I am interested to compute the following integral

$$I=\int_{0}^{+\infty}\frac{\cos x}{a^2+x^2}dx$$

where $a\in\mathbb{R}^+$. Let me explain my first idea. As the integrand is an even function of $x$ then

$$2I=\int_{-\infty}^{+\infty}\frac{\cos x}{a^2+x^2}dx=\lim_{R\to+\infty}\int_{-R}^{R}\frac{\cos x}{a^2+x^2}dx:=\lim_{R\to+\infty}J$$

So, I first focus on computing the $J$ integral by first modifying it as follows

\begin{align*} J&=\int_{-R}^{R}\frac{\cos x}{a^2+x^2}dx=\int_{-R}^{R}\frac{\cos x}{a^2+x^2}dx+i\int_{-R}^{R}\frac{\sin x}{a^2+x^2}dx \\ &= \int_{-R}^{R}\frac{(\cos x+i\sin x)}{a^2+x^2}dx = \int_{-R}^{R}\frac{\exp(ix)}{a^2+x^2}dx \end{align*}

Then, I use the well-known techniques of complex variable theory.

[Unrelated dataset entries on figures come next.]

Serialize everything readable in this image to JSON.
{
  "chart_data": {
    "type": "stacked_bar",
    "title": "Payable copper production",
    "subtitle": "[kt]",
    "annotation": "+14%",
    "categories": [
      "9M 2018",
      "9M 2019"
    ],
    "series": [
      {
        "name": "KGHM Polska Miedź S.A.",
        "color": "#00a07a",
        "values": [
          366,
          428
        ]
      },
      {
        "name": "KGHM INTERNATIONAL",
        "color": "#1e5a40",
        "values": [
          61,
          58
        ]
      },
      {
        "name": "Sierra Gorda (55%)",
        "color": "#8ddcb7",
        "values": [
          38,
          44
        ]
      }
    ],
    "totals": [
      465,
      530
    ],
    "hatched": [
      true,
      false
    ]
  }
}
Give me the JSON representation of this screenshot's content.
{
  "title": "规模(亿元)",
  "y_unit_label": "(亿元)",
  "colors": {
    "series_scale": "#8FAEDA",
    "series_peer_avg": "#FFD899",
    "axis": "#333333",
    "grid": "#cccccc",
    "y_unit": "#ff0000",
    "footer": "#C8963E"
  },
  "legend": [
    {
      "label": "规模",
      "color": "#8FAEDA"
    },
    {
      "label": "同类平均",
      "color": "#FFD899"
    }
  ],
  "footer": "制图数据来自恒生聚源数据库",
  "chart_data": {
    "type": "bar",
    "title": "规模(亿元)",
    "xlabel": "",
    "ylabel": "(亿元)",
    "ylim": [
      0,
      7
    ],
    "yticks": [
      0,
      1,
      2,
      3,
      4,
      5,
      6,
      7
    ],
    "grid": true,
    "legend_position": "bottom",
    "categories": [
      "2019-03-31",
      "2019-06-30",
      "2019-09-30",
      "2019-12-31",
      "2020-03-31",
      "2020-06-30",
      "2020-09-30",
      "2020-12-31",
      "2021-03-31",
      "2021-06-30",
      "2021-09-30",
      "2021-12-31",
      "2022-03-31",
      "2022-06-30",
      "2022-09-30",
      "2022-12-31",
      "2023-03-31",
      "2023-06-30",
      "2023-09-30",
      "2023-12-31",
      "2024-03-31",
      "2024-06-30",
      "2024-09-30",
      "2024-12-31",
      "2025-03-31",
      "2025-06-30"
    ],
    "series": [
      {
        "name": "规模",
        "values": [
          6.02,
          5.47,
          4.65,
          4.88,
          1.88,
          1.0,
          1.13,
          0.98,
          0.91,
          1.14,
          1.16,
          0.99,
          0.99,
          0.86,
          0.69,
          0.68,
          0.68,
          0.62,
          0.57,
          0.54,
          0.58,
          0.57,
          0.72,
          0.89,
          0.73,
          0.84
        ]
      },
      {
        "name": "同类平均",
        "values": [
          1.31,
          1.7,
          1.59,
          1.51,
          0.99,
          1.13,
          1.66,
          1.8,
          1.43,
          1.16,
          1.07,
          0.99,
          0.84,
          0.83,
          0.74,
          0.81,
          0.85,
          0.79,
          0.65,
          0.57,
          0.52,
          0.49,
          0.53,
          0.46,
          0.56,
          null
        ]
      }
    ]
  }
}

First, I replace the real variable $x$ in $J$ with a complex variable $z$ and consider a contour integral over $C=C_1\cup C_2$

$$K:=\int_{C}\frac{\exp(iz)}{a^2+z^2}dz$$

Then, according to the Cauchy's integral theorem and the Residue theorem, I get

\begin{align*} K=J+\int_{C_2}\frac{\exp(iz)}{a^2+z^2}dz &= \int_{C_3}\frac{\exp(iz)}{a^2+z^2}dz=\int_{C_3}\frac{\exp(iz)}{(z+ia)(z-ia)}dz \\ &=2\pi i \frac{\exp(i^2a)}{2ia}=\frac{\pi}{a}\exp(-a) \end{align*}

Next, taking the limit $R\to+\infty$ from the above relation, we obtain

$$2I+\lim_{R\to+\infty}\int_{C_2}\frac{\exp(iz)}{a^2+z^2}dz=\frac{\pi}{a}\exp(-a)$$

but, we can show that

$$\lim_{R\to+\infty}\int_{C_2}\frac{\exp(iz)}{a^2+z^2}dz=0$$

and then we can obtain the final result

$$I=\frac{\pi}{2a}\exp(-a)$$

First, please check my steps to see the final result is correct or not. Second, is there any other way to compute $I$?